January 19, 2012

Flipping Houses and Asbestos

In the most recent real estate boom market, it became very popular for individuals to buy run-down houses in growing neighborhoods and fix them up making them look a thousand times better. This profit-heavy "industry" allowed many people to make serious amounts of money quickly.  
The entire enterprise of flipping houses revolved around making minor and major improvements to houses on a very tight time schedule. The houses were then re-vamped with modern fixtures, plumbing, and countertops and re-sold at a much higher price than the one at which the "flipper" bought them. 
While this was a great alternative to buying a home and tearing it down completely, it might have exposed a number of individuals who were heavily invested in the industry to asbestos. This is because many of the homes that were flipped nationwide were older homes that were actually built during the heydays of asbestos. The homes could have included asbestos in everything from the insulation that was torn apart when walls were torn down to the glue holding linoleum tiles in place in the kitchen. Wherever it was, there is a good chance that a flipper was exposed to asbestos at some point, particularly if he or she was flipping homes built prior to 1980.
The homes built in this country prior to 1980 were exceedingly likely to contain asbestos in at least some part of the home. This could be in the insulation, the flooring, the ceiling, or anything else. These are all products that are frequently shredded and torn down during the flipping process. What this means is that the asbestos was disturbed when the mallet went through the wall to make the master closet bigger. 
When the fibers are disturbed, they become dangerous. Asbestos is not nearly as dangerous if people know it exists and take steps to contain it or remove it properly. However, in flipping, people rarely take much time to stop and consider the potential for asbestos as its presence in homes is frequently unknown.

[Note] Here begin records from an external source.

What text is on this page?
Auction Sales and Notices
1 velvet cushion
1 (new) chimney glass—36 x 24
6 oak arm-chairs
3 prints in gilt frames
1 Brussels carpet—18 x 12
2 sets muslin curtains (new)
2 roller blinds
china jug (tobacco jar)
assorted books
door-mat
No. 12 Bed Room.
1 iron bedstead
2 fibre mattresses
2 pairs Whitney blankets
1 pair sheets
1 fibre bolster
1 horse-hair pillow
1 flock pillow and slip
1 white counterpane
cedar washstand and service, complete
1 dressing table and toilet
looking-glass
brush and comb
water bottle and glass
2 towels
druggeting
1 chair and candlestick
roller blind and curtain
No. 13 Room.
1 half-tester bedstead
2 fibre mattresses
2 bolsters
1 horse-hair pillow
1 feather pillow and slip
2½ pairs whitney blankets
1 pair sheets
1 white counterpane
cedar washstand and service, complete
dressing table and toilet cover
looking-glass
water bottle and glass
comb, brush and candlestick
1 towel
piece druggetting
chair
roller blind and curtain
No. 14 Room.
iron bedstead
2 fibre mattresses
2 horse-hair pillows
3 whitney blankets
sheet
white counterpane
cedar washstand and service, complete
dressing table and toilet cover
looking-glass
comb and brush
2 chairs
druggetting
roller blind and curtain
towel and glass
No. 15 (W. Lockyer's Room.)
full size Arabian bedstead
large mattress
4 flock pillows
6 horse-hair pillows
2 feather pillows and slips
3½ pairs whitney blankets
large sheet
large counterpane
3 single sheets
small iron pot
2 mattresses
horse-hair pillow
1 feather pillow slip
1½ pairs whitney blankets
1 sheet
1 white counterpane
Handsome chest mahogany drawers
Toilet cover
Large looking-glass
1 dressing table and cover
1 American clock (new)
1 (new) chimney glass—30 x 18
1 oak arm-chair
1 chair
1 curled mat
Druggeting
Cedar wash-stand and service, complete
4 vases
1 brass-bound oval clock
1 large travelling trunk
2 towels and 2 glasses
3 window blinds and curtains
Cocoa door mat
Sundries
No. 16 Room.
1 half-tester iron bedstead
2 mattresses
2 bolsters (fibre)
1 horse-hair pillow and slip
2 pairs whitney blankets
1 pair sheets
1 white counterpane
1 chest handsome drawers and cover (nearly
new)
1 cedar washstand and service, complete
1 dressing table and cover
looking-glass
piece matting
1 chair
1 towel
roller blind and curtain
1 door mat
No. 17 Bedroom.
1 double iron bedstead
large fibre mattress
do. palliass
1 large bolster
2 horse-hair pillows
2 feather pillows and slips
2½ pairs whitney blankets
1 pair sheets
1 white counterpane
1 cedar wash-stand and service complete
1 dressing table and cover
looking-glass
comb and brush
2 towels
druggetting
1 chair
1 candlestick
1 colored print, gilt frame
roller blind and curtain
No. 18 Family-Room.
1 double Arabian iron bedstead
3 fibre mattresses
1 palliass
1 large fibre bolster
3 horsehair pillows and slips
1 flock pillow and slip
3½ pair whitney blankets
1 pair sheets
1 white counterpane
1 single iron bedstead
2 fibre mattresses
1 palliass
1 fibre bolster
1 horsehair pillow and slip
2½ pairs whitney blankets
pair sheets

By just tearing through walls and gutting homes without inspecting everything for asbestos first, flippers across the country may have exposed not just themselves to the dangers of asbestos but also any contractor that performed work on the home as well. In addition to contractors, the home's new owners could also have been exposed to the deadly fiber. The fibers themselves are microscopic and could have been inadvertently left floating around the home.